RE: Charset policy - Post Munich from Martin J. Dürst on 1997-09-19 (ietf-charsets@w3.org from July to September 1997)

From: Martin J. Dürst <mduerst@ifi.unizh.ch>
Date: Fri, 19 Sep 1997 12:14:45 +0200 (MET DST)
To: Chris Weider <cweider@microsoft.com>
Cc: 'Ned Freed' <Ned.Freed@INNOSOFT.COM>, ietf-charsets@INNOSOFT.COM
Message-id: <Pine.SUN.3.96.970919114715.361l-100000@enoshima>
On Mon, 1 Sep 1997, Chris Weider wrote:

> I think Ned is completely correct here. The workshop report thought long
> and hard about requiring language tagging and mandatory UTF-8 and
> realized that this is the only way to make things work with the stupid
> machines we have now :^)

Chris - In general, I very much agree. Pushing UTF-8, and strongly
telling people to include language tagging into their protocols, is
very much what is needed. I definitely do not want to argue about
this.

However, both for UTF-8 and for language tags, as well as for
other internationalization issues, I think it is important to
not preclude further developments, and not to express requirements
in an absolute and unchangeable way that makes protocol developers
and implementers think that if only the do X, all their internatio-
nalization problems go away.

Specifically, I agree that UTF-8 in most cases is the best
solution, especially in text-based protocols which are the
majority of the current application area protocols.
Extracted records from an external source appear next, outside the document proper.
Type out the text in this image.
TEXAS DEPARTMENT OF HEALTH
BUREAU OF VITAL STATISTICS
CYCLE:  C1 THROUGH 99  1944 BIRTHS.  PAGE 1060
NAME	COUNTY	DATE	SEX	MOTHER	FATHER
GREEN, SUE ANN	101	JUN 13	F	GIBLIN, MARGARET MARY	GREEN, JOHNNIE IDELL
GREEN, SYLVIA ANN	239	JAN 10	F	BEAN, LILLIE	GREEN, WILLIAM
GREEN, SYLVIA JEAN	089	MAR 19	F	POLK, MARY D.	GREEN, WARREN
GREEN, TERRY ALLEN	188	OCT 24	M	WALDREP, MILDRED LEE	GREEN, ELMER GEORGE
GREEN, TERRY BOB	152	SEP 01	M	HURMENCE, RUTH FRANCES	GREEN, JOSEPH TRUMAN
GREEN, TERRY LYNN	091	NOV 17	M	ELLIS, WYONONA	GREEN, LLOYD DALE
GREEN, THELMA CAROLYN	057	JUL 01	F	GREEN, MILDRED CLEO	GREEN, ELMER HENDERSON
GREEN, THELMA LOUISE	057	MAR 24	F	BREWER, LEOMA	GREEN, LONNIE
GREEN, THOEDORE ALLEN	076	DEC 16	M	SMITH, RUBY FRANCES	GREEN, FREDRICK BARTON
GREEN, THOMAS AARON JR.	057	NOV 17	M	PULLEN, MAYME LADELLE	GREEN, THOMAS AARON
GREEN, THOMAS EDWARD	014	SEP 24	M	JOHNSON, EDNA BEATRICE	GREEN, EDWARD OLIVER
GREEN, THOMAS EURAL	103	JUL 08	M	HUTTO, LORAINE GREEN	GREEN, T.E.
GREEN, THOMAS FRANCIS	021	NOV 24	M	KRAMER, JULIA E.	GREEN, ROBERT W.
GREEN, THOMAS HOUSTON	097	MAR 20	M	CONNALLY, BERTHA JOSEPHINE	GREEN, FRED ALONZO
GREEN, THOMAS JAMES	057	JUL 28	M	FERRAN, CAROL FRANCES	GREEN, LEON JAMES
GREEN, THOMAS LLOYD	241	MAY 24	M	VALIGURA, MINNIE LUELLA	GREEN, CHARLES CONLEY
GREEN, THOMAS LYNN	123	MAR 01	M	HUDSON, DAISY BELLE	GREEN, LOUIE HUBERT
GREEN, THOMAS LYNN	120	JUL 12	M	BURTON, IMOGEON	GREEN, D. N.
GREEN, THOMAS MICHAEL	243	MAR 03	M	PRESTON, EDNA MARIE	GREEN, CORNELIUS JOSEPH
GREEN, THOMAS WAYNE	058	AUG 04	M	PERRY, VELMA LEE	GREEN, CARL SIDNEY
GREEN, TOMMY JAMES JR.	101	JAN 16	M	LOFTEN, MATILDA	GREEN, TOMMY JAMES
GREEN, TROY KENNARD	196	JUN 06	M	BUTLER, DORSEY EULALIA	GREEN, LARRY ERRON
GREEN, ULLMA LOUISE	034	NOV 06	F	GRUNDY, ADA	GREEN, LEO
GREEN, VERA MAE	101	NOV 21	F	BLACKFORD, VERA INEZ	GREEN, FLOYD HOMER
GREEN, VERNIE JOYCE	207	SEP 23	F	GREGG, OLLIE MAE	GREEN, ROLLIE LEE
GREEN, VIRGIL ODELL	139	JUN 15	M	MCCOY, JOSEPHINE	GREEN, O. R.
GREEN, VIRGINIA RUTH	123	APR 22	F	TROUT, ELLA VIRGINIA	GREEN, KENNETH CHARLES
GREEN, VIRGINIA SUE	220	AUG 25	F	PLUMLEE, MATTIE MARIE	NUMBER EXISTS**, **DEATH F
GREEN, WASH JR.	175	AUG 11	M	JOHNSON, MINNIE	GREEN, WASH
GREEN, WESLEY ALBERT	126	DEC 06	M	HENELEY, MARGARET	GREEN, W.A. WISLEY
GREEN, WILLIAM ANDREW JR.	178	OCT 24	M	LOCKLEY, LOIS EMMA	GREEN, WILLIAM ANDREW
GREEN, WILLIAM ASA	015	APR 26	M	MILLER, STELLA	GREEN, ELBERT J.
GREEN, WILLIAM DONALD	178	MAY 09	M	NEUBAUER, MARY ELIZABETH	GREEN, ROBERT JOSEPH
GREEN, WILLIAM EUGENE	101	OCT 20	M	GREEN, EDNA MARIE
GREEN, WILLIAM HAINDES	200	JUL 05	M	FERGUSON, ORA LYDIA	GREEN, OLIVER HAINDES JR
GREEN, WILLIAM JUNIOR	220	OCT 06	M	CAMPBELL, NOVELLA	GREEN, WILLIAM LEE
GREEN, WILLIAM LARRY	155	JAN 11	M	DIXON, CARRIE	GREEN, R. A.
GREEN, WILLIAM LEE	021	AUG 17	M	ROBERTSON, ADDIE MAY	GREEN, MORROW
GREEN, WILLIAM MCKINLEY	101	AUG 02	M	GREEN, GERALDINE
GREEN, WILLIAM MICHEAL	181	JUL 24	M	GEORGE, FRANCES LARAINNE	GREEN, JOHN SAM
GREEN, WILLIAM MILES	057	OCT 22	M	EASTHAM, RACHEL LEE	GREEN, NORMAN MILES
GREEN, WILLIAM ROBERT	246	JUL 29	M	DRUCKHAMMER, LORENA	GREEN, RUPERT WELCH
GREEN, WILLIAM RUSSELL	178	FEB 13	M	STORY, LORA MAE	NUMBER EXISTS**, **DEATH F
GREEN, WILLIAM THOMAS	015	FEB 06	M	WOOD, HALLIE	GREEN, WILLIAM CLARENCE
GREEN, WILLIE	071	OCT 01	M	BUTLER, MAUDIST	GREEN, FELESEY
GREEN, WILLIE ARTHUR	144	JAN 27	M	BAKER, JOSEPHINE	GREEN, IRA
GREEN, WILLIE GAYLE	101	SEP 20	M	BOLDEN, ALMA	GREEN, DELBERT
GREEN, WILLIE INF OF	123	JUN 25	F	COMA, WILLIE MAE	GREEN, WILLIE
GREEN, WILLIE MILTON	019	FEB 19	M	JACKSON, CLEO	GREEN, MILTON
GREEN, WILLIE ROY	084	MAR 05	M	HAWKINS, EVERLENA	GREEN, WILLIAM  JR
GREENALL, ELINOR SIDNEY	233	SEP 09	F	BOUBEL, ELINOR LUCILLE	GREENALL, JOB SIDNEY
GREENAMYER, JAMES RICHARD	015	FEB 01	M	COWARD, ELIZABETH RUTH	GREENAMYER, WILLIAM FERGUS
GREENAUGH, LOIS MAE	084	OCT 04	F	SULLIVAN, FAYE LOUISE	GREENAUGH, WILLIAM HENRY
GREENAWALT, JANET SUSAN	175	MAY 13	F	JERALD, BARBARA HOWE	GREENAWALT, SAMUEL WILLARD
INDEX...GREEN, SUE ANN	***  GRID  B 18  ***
But there
are also binary protocols (the Internet printing protocol
currently under discussion is a recent examlpe), and for
such protocols, there may be situations where 16-bit alignement
is necessary in general and so using UTF-16 is a neat choice.
In general, machines have moved from 8-bit to 16-bit to 32-bit
to 64-bit architectures, and byte sizes have moved from
5 to 6 to 7 to 8 (with some cases of 9) bits. It may well be
that it future, we see hardware that works with 128-bit words,
but which has to use shift-and-mask techniques for 8-bit bytes,
because the smallest size it supports directly is 16-bit bytes.
Not that I think that these things will appear very soon in
great numbers, but in ten years, they could very well be around.
If we can word our policy so that it doesn't read ridiculously
shortsighted if and when this happens, that would not be a bad
thing, and wouldn't hurt at all.

Specifically, I also agree that language tags are a big help
to current stupid machines. But if we put an absolute requirement
for language tags into our policy, a requirement that in the
extreme might say: "Every protocol has to be able to language
tag all the characters it sends around, with potentially
different tags for each character.", and we thereby give
implementors the impression that that's all they have to do,
and text-to-speech conversion, machine-translation, spelling
and grammar checks, hyphenation, high-quality display, and
subtile glyph distinctions maybe necessary for names, and so on,
will work magically and perfectly, then we clearly create the
wrong impression.

Ned Freed gave a very good examlpe in his mail about a case
where langage information can be very helpful, namely the
case where somebody receives email from a user and is not
able to find out what language it is written in and therefore
whom he should forward it for further processing.
But for this case, automatic language detection seems to
be extremely well suited. The idea has been around for years,
but it is interesting to see that in the last few months and
weeks (in particular at the recent Unicode conference in San
Jose), I have heard from at least four companies that are
seriously working on this issue, with good results, and
with some of the adding new languages almost each week.
In particular, Microsoft is doing such work, and Alis
Technologies gave a floppy disk with a test program to
selected users/clients. I guess that Ned could greatly
benefit e.g. from the Alis program; I would be glad to
organize the contact. Please note that this was on a
floppy disk, covering something between 20 and 50 languages,
so it's something that may well be a standard PC OS
component in a few years.

Again, let me make it very clear that I am not at all against
UTF-8 or language tagging; I guess I have enough of a track
record to make that clear (for UTF-8, have a look e.g. at
the archives of the FTPEXT WG, for language tagging, see
RFC 2070). But I think it is crucial that we word the policy
in such a way that it lets protocol developpers take their
own requirements into account, and take care of the specific
internationalization needs, and not just follow a few words
blindly.


Regrads,	Martin.


--Boundary (ID uEbHHWxWEwCKT9wM3evJ5w)
Received on Friday, 19 September 1997 11:35:37 UTC